Worn Fashion Journal –Harris Tweed 10.06.12

Delighted to see this latest review by Cayley James on the Worn Fashion Journal of my book ‘Harris Tweed from land to street’.

Please click on the photo to see the website of Worn Fashion Journal. I have included the text below – written by Cayley James.

worn

Review by Cayley James
Harris Tweed is more then just a fabric in the UK. It is an institution. The material is so revered that it has its
own legislation—an official Harris Tweed is: “a tweed that has been hand-woven by the islanders at their homes in the Outer Hebrides, finished in the Outer Hebrides, and made from pure virgin wool dyed and spun in the Outer Hebrides.” Lara Platman’s gorgeous ode to the anglophile textile, Harris Tweed: From Land to Street, is an immersive introduction to the fabric. Through lush photography, informative behind-the-scenes text, and first person accounts from the people who make tweed their livelihood, Platman introduces the reader to an industry that’s as concerned with community and tradition as it is with producing quality tweed.

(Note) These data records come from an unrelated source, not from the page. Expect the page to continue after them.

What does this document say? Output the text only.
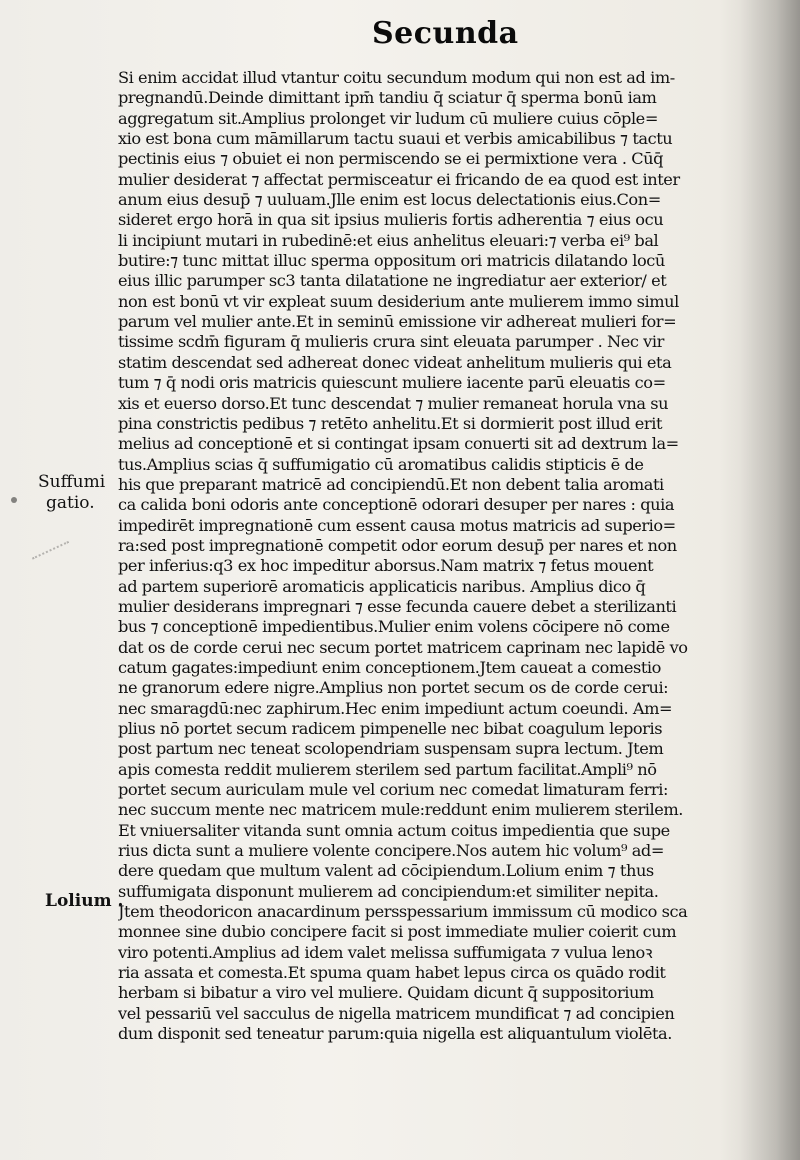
Secunda
Suffumi
gatio.
Lolium .
Si enim accidat illud vtantur coitu secundum modum qui non est ad im-
pregnandū.Deinde dimittant ipm̄ tandiu q̄ sciatur q̄ sperma bonū iam
aggregatum sit.Amplius prolonget vir ludum cū muliere cuius cōple=
xio est bona cum māmillarum tactu suaui et verbis amicabilibus ⁊ tactu
pectinis eius ⁊ obuiet ei non permiscendo se ei permixtione vera . Cūq̄
mulier desiderat ⁊ affectat permisceatur ei fricando de ea quod est inter
anum eius desup̄ ⁊ uuluam.Jlle enim est locus delectationis eius.Con=
sideret ergo horā in qua sit ipsius mulieris fortis adherentia ⁊ eius ocu
li incipiunt mutari in rubedinē:et eius anhelitus eleuari:⁊ verba ei⁹ bal
butire:⁊ tunc mittat illuc sperma oppositum ori matricis dilatando locū
eius illic parumper sc3 tanta dilatatione ne ingrediatur aer exterior/ et
non est bonū vt vir expleat suum desiderium ante mulierem immo simul
parum vel mulier ante.Et in seminū emissione vir adhereat mulieri for=
tissime scdm̄ figuram q̄ mulieris crura sint eleuata parumper . Nec vir
statim descendat sed adhereat donec videat anhelitum mulieris qui eta
tum ⁊ q̄ nodi oris matricis quiescunt muliere iacente parū eleuatis co=
xis et euerso dorso.Et tunc descendat ⁊ mulier remaneat horula vna su
pina constrictis pedibus ⁊ retēto anhelitu.Et si dormierit post illud erit
melius ad conceptionē et si contingat ipsam conuerti sit ad dextrum la=
tus.Amplius scias q̄ suffumigatio cū aromatibus calidis stipticis ē de
his que preparant matricē ad concipiendū.Et non debent talia aromati
ca calida boni odoris ante conceptionē odorari desuper per nares : quia
impedirēt impregnationē cum essent causa motus matricis ad superio=
ra:sed post impregnationē competit odor eorum desup̄ per nares et non
per inferius:q3 ex hoc impeditur aborsus.Nam matrix ⁊ fetus mouent
ad partem superiorē aromaticis applicaticis naribus. Amplius dico q̄
mulier desiderans impregnari ⁊ esse fecunda cauere debet a sterilizanti
bus ⁊ conceptionē impedientibus.Mulier enim volens cōcipere nō come
dat os de corde cerui nec secum portet matricem caprinam nec lapidē vo
catum gagates:impediunt enim conceptionem.Jtem caueat a comestio
ne granorum edere nigre.Amplius non portet secum os de corde cerui:
nec smaragdū:nec zaphirum.Hec enim impediunt actum coeundi. Am=
plius nō portet secum radicem pimpenelle nec bibat coagulum leporis
post partum nec teneat scolopendriam suspensam supra lectum. Jtem
apis comesta reddit mulierem sterilem sed partum facilitat.Ampli⁹ nō
portet secum auriculam mule vel corium nec comedat limaturam ferri:
nec succum mente nec matricem mule:reddunt enim mulierem sterilem.
Et vniuersaliter vitanda sunt omnia actum coitus impedientia que supe
rius dicta sunt a muliere volente concipere.Nos autem hic volum⁹ ad=
dere quedam que multum valent ad cōcipiendum.Lolium enim ⁊ thus
suffumigata disponunt mulierem ad concipiendum:et similiter nepita.
Jtem theodoricon anacardinum persspessarium immissum cū modico sca
monnee sine dubio concipere facit si post immediate mulier coierit cum
viro potenti.Amplius ad idem valet melissa suffumigata ⁊ vulua lenoꝛ
ria assata et comesta.Et spuma quam habet lepus circa os quādo rodit
herbam si bibatur a viro vel muliere. Quidam dicunt q̄ suppositorium
vel pessariū vel sacculus de nigella matricem mundificat ⁊ ad concipien
dum disponit sed teneatur parum:quia nigella est aliquantulum violēta.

Harris Tweed follows Platman’s year spent in the world of the farmers, millers, and weavers of the rocky islands off the west coast of Scotland. The book explains in detail how the fabric is manufactured. Each chapter is devoted to a step in its production journey, including the wool and those who shear it, the mill, weavers, and other aspects of production, until Platman explores how the tweed is used as a final product in contemporary interior design and fashion.

Where the book comes to life, however, is in Platman’s portraits, and her interviews with the people who live and work in the Hebrides. Sentimental attachment to the fabric is very much at work throughout Harris Tweed. The book begins with an anecdote from Patrick Grant of the Savile Row tailor Norton & Sons. Grant recalls his school days in Edinburgh and the smell of the tweed after getting caught in the rain. Now, working at one of the finest tailors in the western world, he insists on using the fabric, which he says is “imbued with something personal and humane.” Harris Tweed also takes note of a collection of fashion designers who profess praise for the material, with the likes of Vivienne Westwood and Paul Smith espousing its transcendence of trends.

Platman’s succinct summaries of production and mini-biographies are educational, but don’t bog down textile novices. Such an example can be seen when she is explaining the dyeing process that accompanies heaps of raw wool at the mill:

“The vats are started very early in the morning so that the dyed fleece can be washed in the same vat and dried, ready for mixing…The coloured wools are mixed to different recipes before the carding process begins. The carding will turn them into lengths of wool and yarn.”

Her succinct explanations are accompanied by detail-rich photographs that illustrate the processes she describes with both beauty and journalistic clarity. Platman’s strength is in showcasing the intimate world of the Hebrides. Her writing is the liveliest when she recalls the “magical, endless, scenic beauty” and the hardworking people who, in her words, have made Harris Tweed “a worldwide success.” Her photos are rich with painterly detail and she takes great pains to show the reader how Harris Tweed reflects the palette of the land it comes from. As Platman explains in her introduction, the book is a combination of “myth and fact; beauty and harsh existence,” and it was her intent not only to explain the process of creating Harris Tweed, but also to depict the Hebrides as a magical place for one to explore.

I’d be hard pressed to find someone who, after reading Harris Tweed, hasn’t booked a ticket to the Outer Hebrides. Or Savile Row at the very least.

Harris Tweed: From Land to Street by Lara Platman, Francis Lincoln Limited, 2011.